Но, несмотря на блестящую карьеру, которая выпала Тальма, он всегда сожалел о том, что не застал расцвета современной драмы. Я несколько раз говорил с ним о своих надеждах. «Поторопись, — говорил он мне, — и постарайся добиться успеха в моё время».
Что ж, я видел, как Тальма играл то, что было доступно лишь немногим за пределами его[стр. 490] узкого круга, — «Мизантропа», которого он так и не осмелился поставить на сцене Французского театра, хотя и очень хотел; часть «Гамлета» на английском, особенно монолог; а также несколько фарсовых сцен, разыгранных в театре «Сен-Антуан» на празднике господина Арно.
Искусство было единственной заботой Тальма, единственной мыслью всей его жизни. Не обладая блестящим умом, он обладал тонким чувством, обширными познаниями и глубокой проницательностью. Собираясь приступить к созданию новой пьесы, он не жалел сил, чтобы изучить всё, что могло бы помочь ему в истории или археологии; он использовал все свои таланты, хорошие и посредственные, все свои достоинства и недостатки. За две недели до его смерти, когда он немного пришёл в себя и появилась надежда, что он снова сможет выступать во Французском театре, мы с Адольфом навестили его.

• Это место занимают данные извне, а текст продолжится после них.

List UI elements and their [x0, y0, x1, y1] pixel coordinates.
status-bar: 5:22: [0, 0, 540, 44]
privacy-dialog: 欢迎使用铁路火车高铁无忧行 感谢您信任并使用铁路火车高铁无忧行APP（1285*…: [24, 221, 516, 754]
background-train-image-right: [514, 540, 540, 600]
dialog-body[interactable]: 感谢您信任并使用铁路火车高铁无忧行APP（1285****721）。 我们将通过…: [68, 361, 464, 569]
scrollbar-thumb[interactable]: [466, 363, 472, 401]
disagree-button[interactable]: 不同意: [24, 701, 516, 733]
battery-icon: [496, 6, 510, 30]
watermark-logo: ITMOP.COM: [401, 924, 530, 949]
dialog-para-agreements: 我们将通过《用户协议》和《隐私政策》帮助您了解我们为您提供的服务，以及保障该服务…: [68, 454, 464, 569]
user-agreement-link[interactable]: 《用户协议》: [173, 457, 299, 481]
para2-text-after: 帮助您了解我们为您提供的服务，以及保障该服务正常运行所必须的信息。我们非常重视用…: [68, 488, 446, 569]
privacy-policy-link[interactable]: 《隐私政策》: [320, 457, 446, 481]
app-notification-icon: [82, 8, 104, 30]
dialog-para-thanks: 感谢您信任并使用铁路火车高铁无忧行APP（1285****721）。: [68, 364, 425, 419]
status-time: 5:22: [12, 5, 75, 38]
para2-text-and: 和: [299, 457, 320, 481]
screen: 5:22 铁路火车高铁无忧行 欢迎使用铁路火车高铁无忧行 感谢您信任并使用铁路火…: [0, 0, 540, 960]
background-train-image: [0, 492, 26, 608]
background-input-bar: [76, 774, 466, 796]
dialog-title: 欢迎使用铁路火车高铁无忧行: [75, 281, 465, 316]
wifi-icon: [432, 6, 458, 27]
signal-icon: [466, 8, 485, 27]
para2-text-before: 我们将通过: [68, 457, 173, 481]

Тальма принимал ванну; он изучал «Тибра» Люсьена Арно, в котором надеялся вновь появиться на сцене. Из-за болезни кишечника он был обречён буквально на голодную смерть и ужасно похудел, но, казалось, находил утешение даже в своём истощённом состоянии и черпал в нём надежду на успех.
«Ну что ж, ребята, — сказал он нам, обхватив руками обвисшие щёки, — разве это не подходит для роли старого Тиберия?»
О! как велико и славно искусство! Оно проявляет больше преданности, чем друг, оно более верно, чем любовница, оно более утешительно, чем духовник!